Но когда он доработался до обычного изнеможения и пришлось прервать сеанс, то почувствовал знакомое покалывание и в левой руке — опять, будто кровь в ней вспенилась, как откупоренное шампанское. Ну что ж, этого и нужно было ожидать…
Если будут когда-нибудь у Андрея Державина биографы, они распишут эту последнюю работу как «творческий подвиг», как необычайное самоотвержение. Дескать, зная, какими последствиями грозит написание нового портрета, он все-таки взялся за работу, чтобы спасти другого человека… — что-нибудь в этом роде.
А ведь чушь это — никакого самоотвержения. Работа всегда — самоутверждение. А ничего не делать — это отвергать себя. За то, чтобы написать еще один шедевр, никакая цена не чрезмерна — не полугодом можно бы расплатиться, а целой долгой жизнью, если бы была такая в запасе…

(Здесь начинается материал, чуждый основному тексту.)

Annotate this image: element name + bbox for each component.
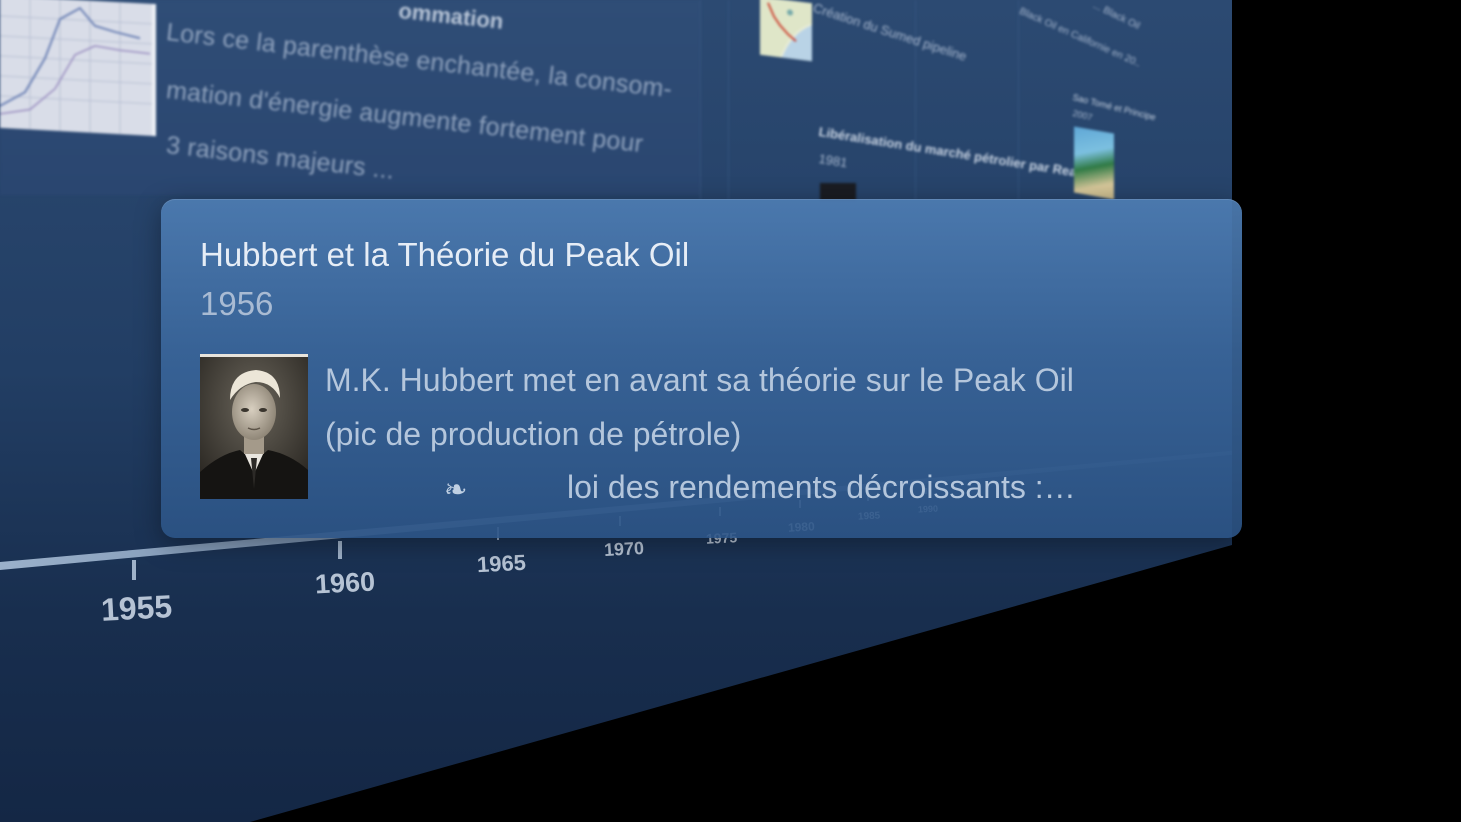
portrait-photo[interactable] <box>200 354 308 499</box>
chart-thumbnail[interactable] <box>0 0 156 137</box>
event-description-line: M.K. Hubbert met en avant sa théorie sur… <box>325 362 1074 398</box>
event-detail-popup[interactable]: Hubbert et la Théorie du Peak Oil 1956 M… <box>161 199 1242 538</box>
column-divider <box>915 0 916 200</box>
map-thumbnail[interactable] <box>760 0 812 62</box>
event-description-line: (pic de production de pétrole) <box>325 416 742 452</box>
tick-label: 1965 <box>476 549 527 578</box>
tick-label: 1970 <box>603 537 645 561</box>
fleuron-icon: ❧ <box>444 474 468 505</box>
reagan-event-title[interactable]: Libéralisation du marché pétrolier par R… <box>818 124 1101 183</box>
event-title: Hubbert et la Théorie du Peak Oil <box>200 236 690 273</box>
sao-tome-year: 2007 <box>1071 108 1094 123</box>
tick-label: 1955 <box>100 588 174 628</box>
column-divider <box>700 0 701 200</box>
beach-thumbnail[interactable] <box>1074 126 1114 200</box>
event-year: 1956 <box>200 285 274 322</box>
timeline-scene: ommation Lors ce la parenthèse enchantée… <box>0 0 1461 822</box>
reagan-event-year: 1981 <box>817 151 849 171</box>
tick-label: 1960 <box>314 566 376 600</box>
event-description-line: loi des rendements décroissants :… <box>567 469 1076 505</box>
column-divider <box>728 0 729 200</box>
sumed-caption: Création du Sumed pipeline <box>811 0 969 64</box>
top-right-caption: ... Black Oil <box>1091 0 1142 33</box>
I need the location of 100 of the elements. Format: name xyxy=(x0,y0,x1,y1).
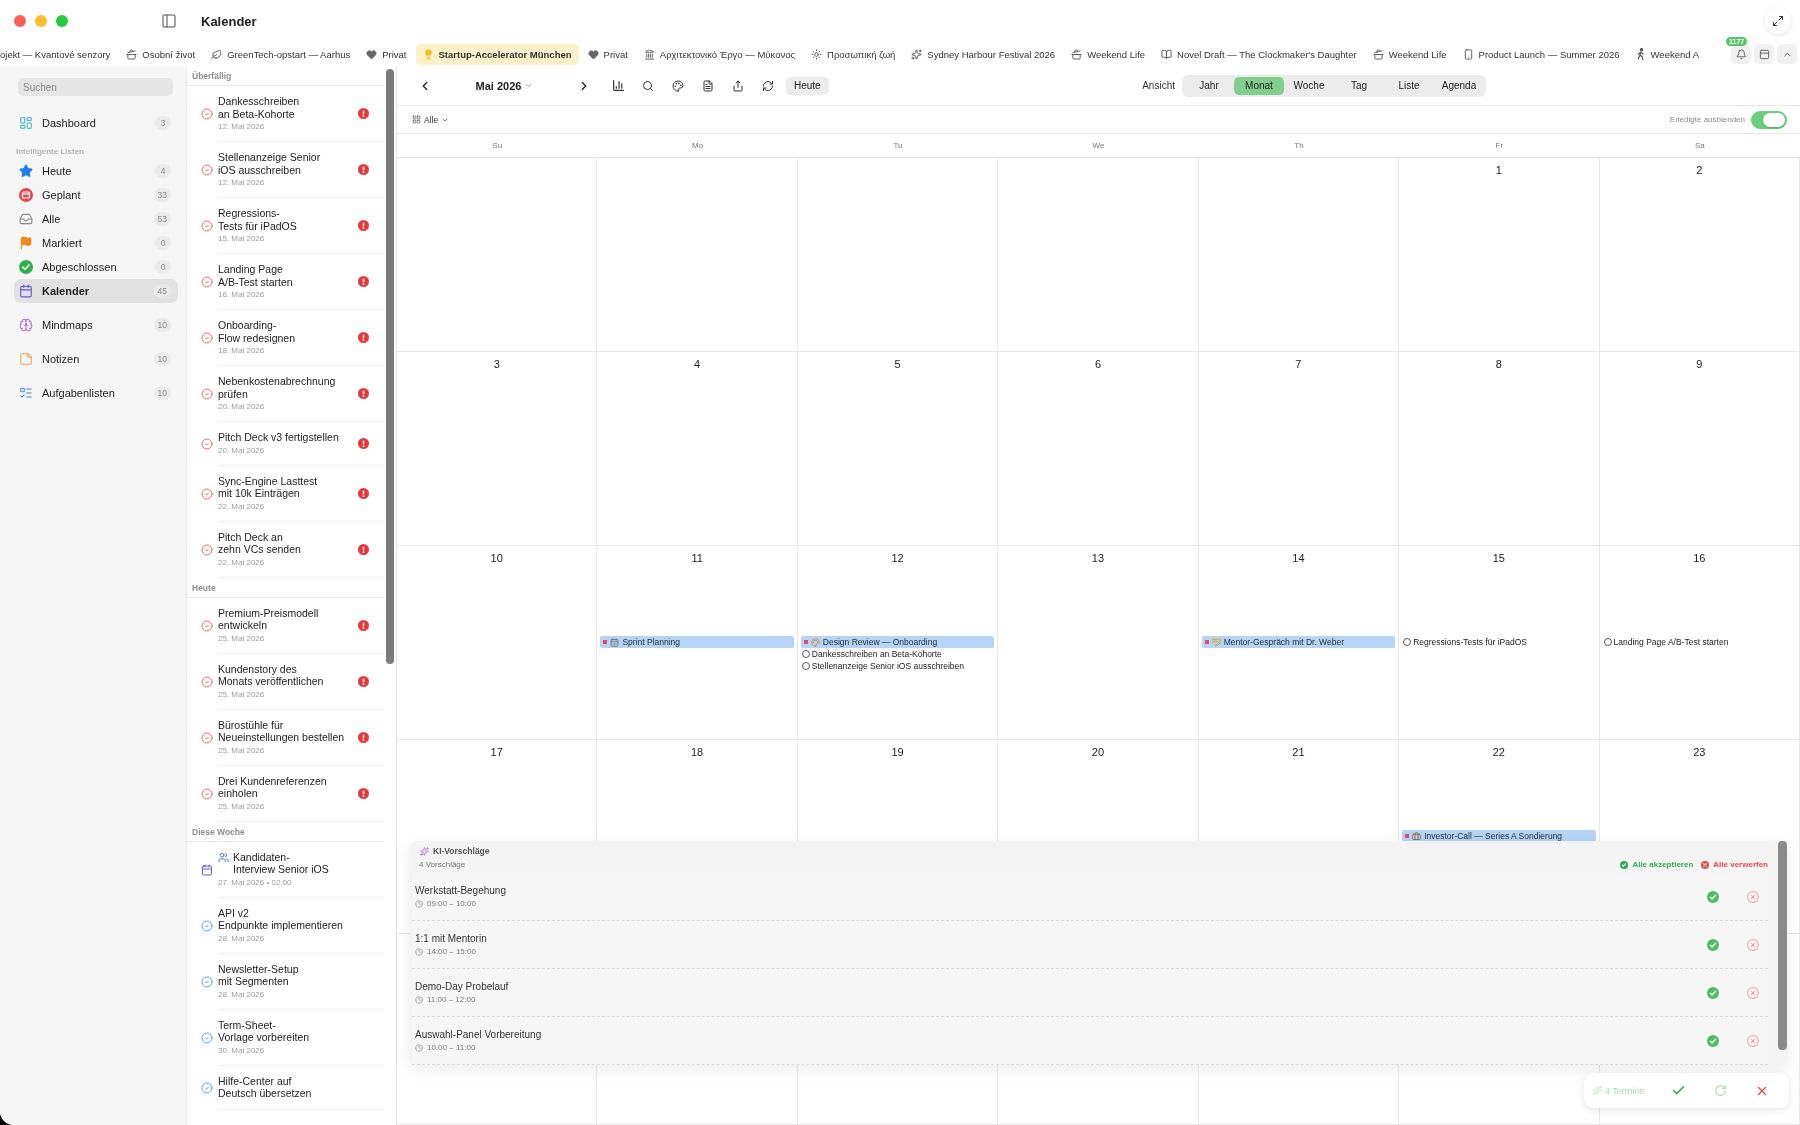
filter-button[interactable]: Alle xyxy=(412,114,450,125)
check-circle-icon[interactable] xyxy=(201,164,213,176)
project-tab[interactable]: Osobní život xyxy=(119,43,203,65)
reject-icon[interactable] xyxy=(1747,986,1759,999)
project-tab[interactable]: Sydney Harbour Festival 2026 xyxy=(904,43,1063,65)
sidebar-item[interactable]: Heute 4 xyxy=(14,159,178,183)
today-button[interactable]: Heute xyxy=(786,76,829,95)
calendar-task[interactable]: Regressions-Tests für iPadOS xyxy=(1402,636,1527,648)
check-circle-icon[interactable] xyxy=(201,332,213,344)
day-number: 10 xyxy=(490,552,503,565)
project-tab[interactable]: Weekend Life xyxy=(1064,43,1153,65)
sidebar-toggle-icon[interactable] xyxy=(161,13,177,29)
check-circle-icon[interactable] xyxy=(201,787,213,800)
project-tab[interactable]: Προσωπική ζωή xyxy=(804,43,903,65)
sidebar-item[interactable]: Alle 53 xyxy=(14,207,178,231)
collapse-button[interactable] xyxy=(1777,44,1797,64)
view-tab[interactable]: Jahr xyxy=(1184,76,1234,95)
view-tab[interactable]: Liste xyxy=(1384,76,1434,95)
flag-icon xyxy=(19,236,33,250)
day-number: 7 xyxy=(1295,358,1302,371)
calendar-event[interactable]: Mentor-Gespräch mit Dr. Weber xyxy=(1201,636,1396,648)
accept-icon[interactable] xyxy=(1707,986,1719,999)
task-title: Drei Kundenreferenzen einholen xyxy=(218,774,328,800)
calendar-event[interactable]: Design Review — Onboarding xyxy=(800,636,995,648)
project-tab[interactable]: Weekend A xyxy=(1628,43,1706,65)
day-number: 12 xyxy=(891,552,904,565)
day-number: 13 xyxy=(1091,552,1105,565)
building-icon xyxy=(643,48,655,60)
check-circle-icon[interactable] xyxy=(201,543,213,556)
sidebar-item[interactable]: Aufgabenlisten 10 xyxy=(14,381,178,405)
count-badge: 4 xyxy=(155,164,171,178)
accept-icon[interactable] xyxy=(1707,890,1719,903)
check-circle-icon[interactable] xyxy=(201,487,213,500)
project-tab[interactable]: Startup-Accelerator München xyxy=(415,43,579,65)
calendar-task[interactable]: Stellenanzeige Senior iOS ausschreiben xyxy=(800,660,964,672)
check-circle-icon[interactable] xyxy=(201,731,213,744)
reject-icon[interactable] xyxy=(1747,1034,1759,1047)
view-tab[interactable]: Tag xyxy=(1334,76,1384,95)
project-tab[interactable]: Privat xyxy=(359,43,414,65)
suggestion-time: 09:00 – 10:00 xyxy=(427,899,476,908)
scrollbar-thumb[interactable] xyxy=(1778,841,1787,1050)
day-number: 15 xyxy=(1492,552,1505,565)
project-tab[interactable]: Privat xyxy=(580,43,635,65)
zoom-button[interactable] xyxy=(56,15,68,27)
check-circle-icon[interactable] xyxy=(201,276,213,288)
toggle-switch[interactable] xyxy=(1751,110,1787,129)
search-field[interactable]: Suchen xyxy=(18,78,173,96)
view-tab[interactable]: Monat xyxy=(1234,76,1284,95)
project-tab[interactable]: Product Launch — Summer 2026 xyxy=(1455,43,1627,65)
sidebar-item[interactable]: Notizen 10 xyxy=(14,347,178,371)
check-circle-icon[interactable] xyxy=(201,619,213,632)
check-circle-icon[interactable] xyxy=(201,388,213,400)
minimize-button[interactable] xyxy=(35,15,47,27)
weekday-label: Su xyxy=(492,141,503,150)
project-tab[interactable]: ojekt — Kvantové senzory xyxy=(0,43,118,65)
sidebar-item[interactable]: Mindmaps 10 xyxy=(14,313,178,337)
check-circle-icon[interactable] xyxy=(201,437,213,450)
reject-icon[interactable] xyxy=(1747,938,1759,951)
sidebar-item[interactable]: Dashboard 3 xyxy=(14,111,178,135)
view-tab[interactable]: Agenda xyxy=(1434,76,1484,95)
close-button[interactable] xyxy=(14,15,26,27)
sidebar-item[interactable]: Abgeschlossen 0 xyxy=(14,255,178,279)
accept-icon[interactable] xyxy=(1707,1034,1719,1047)
reject-icon[interactable] xyxy=(1747,890,1759,903)
palette-icon xyxy=(672,79,684,92)
check-circle-icon[interactable] xyxy=(201,108,213,120)
section-title: Intelligente Listen xyxy=(15,146,84,158)
scrollbar-thumb[interactable] xyxy=(386,69,394,664)
sidebar-item[interactable]: Kalender 45 xyxy=(14,279,178,303)
accept-icon[interactable] xyxy=(1707,938,1719,951)
check-circle-icon[interactable] xyxy=(201,975,213,988)
refresh-icon[interactable] xyxy=(1714,1084,1727,1097)
expand-button[interactable] xyxy=(1765,8,1791,34)
project-tab[interactable]: Novel Draft — The Clockmaker's Daughter xyxy=(1154,43,1364,65)
check-circle-icon[interactable] xyxy=(201,1031,213,1044)
view-tab[interactable]: Woche xyxy=(1284,76,1334,95)
walking-person-icon xyxy=(1635,48,1646,60)
check-circle-icon[interactable] xyxy=(201,1081,213,1094)
view-label: Ansicht xyxy=(1142,80,1175,91)
panel-button[interactable] xyxy=(1754,44,1774,64)
tray-icon xyxy=(19,212,33,226)
check-circle-icon[interactable] xyxy=(201,919,213,932)
check-circle-icon[interactable] xyxy=(201,220,213,232)
month-picker[interactable]: Mai 2026 xyxy=(433,79,576,92)
calendar-event[interactable]: Investor-Call — Series A Sondierung xyxy=(1402,830,1596,842)
project-tab[interactable]: GreenTech-opstart — Aarhus xyxy=(204,43,358,65)
pending-label: 4 Termine xyxy=(1605,1085,1645,1096)
calendar-task[interactable]: Dankesschreiben an Beta-Kohorte xyxy=(800,648,942,660)
note-icon xyxy=(19,352,33,366)
people-icon xyxy=(218,851,229,863)
sidebar-item[interactable]: Geplant 33 xyxy=(14,183,178,207)
project-tab[interactable]: Αρχιτεκτονικό Έργο — Μύκονος xyxy=(636,43,803,65)
check-circle-icon[interactable] xyxy=(201,675,213,688)
panel-icon xyxy=(1758,48,1770,60)
calendar-task[interactable]: Landing Page A/B-Test starten xyxy=(1602,636,1729,648)
dashboard-icon xyxy=(19,116,33,130)
project-tab[interactable]: Weekend Life xyxy=(1365,43,1454,65)
reject-all-button[interactable]: Alle verwerfen xyxy=(1701,860,1768,869)
calendar-event[interactable]: Sprint Planning xyxy=(600,636,794,648)
sidebar-item[interactable]: Markiert 0 xyxy=(14,231,178,255)
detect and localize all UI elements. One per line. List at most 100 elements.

А в позвоночнике, там, где шея переходит в затылок, опять раскалялся очаг — словно капля расплавленного металла. Остудить бы в холодной воде где-нибудь у кромки льдов!
На следующий день Володя Вирхов снизошел к темам более земным:
— Узнал случайно, что моя болезнь называется «болезнью Шарко»…
«И моя, стало быть, тоже», — с интересом и непонятным удовлетворением подумал Андрей.
— …До сих пор слышал только про «душ Шарко», думал, этот Шарко был кем-то вроде водопроводчика. А тут такая болезнь! Он, оказывается, знаменитейший профессор в свое время. Звучит, правда? Болезнь Шарко! Не стыдно признаться в обществе.